Too often, summer is seen as mere time off. True, the hours are better, and the pina coladas are flowing, but that doesn’t mean the brain needs to go sit on a shelf somewhere in the basement.

Instead of coming home for summer after that last class and throwing your backpack into the fireplace to celebrate, take some time to find a few solid summer reads. A good book does wonders to get the heart and mind back into a healthy place. Despite what school teaches us, reading doesn’t always have to be for points. Sometimes, it can just be for personal gain.

In that tone, here is the annual Signpost summer reading list. Warning: the following content is highly literary.

“Tinker, Tailor, Soldier, Spy” — John Le Carre, 1974. Made into a movie last year, this spy thriller is all about the world of indoor espionage. It may not sound thrilling to put James Bond behind a desk, but Le Carre does it and does it well, inventing an almost entirely new language along the way.

“A Walk in the Woods” — Bill Bryson, 1998. The perfect summer read about an overweight travel writer (nonfiction) and his portly high school friend who decide to — why not? — hike the entire Appalachian Trail from Georgia to Maine. Do they succeed? It doesn’t matter. What they discover on their way is just as good, and Bryson’s descriptions of the folks and towns he sees on the way are without comparison.

“11/22/63” — Stephen King, 2012. Usually a writer of grotesque fiction, King takes a break from the macabre and writes a novel about a time traveler who goes back to prevent President Kennedy’s assassination. It’s thick, meaty and the perfect summer page-turner.

“The Remains of the Day” — Kazuo Ishiguro, 1989. Yes, it’s stuffy. Yes, it’s wordy. Yes, it’s British. But if you love “Downtown Abbey,” you’ll salivate over this heartbreaking story of a butler who is the master of an obsolete universe.

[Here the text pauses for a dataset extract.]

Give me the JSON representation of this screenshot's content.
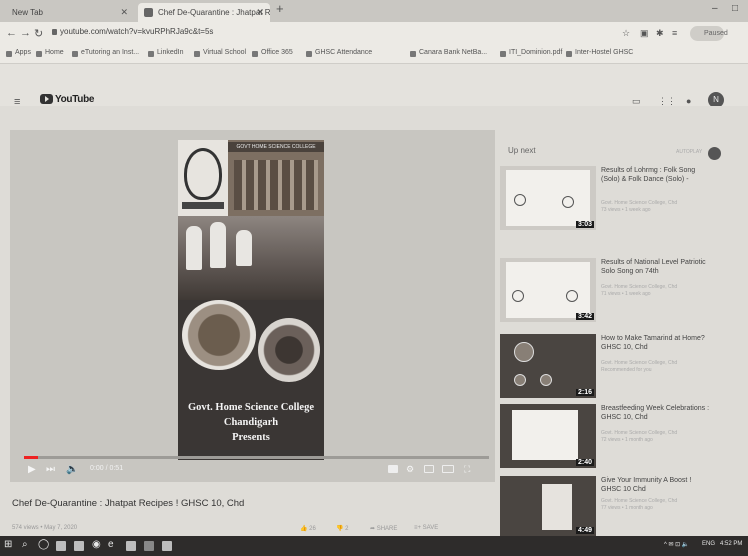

“Okay For Now” — Gary D. Schmidt, 2011. One of the best youth authors you haven’t heard of yet delivers an eccentric tale of boyhood life in 1968 New York City. It’s an easier read than the others on this list, but that doesn’t make it any less good.

“What the Dog Saw” — Malcolm Gladwell, 2009. Gladwell writes about hair dye, infomercials, the Dog Whisperer, and the sports phenomenon of “choking,” all with the narrative pace of the best novels. Ever wonder why there are so many types of mustard, but only one flavor of ketchup? He’ll tell you, and enthrall you with the answer.

“Rin Tin Tin: The Life and the Legend” — Susan Orlean, 2012. Rescued by a soldier from the battlefields of France in 1918, Rin Tin Tin, a German shepherd puppy, was destined to become a major movie star back in the U.S. Orlean tells his whole story. Spoiler: No, the dog didn’t actually live for several decades. They used new ones.

“Matilda” — Roald Dahl, 1988. Why put a child’s novel on this list? Because. That’s why. Matilda and every other Dahl novel can be read and appreciated by children of all ages (even the over-18 children). Who decides what ages certain books are for anyway?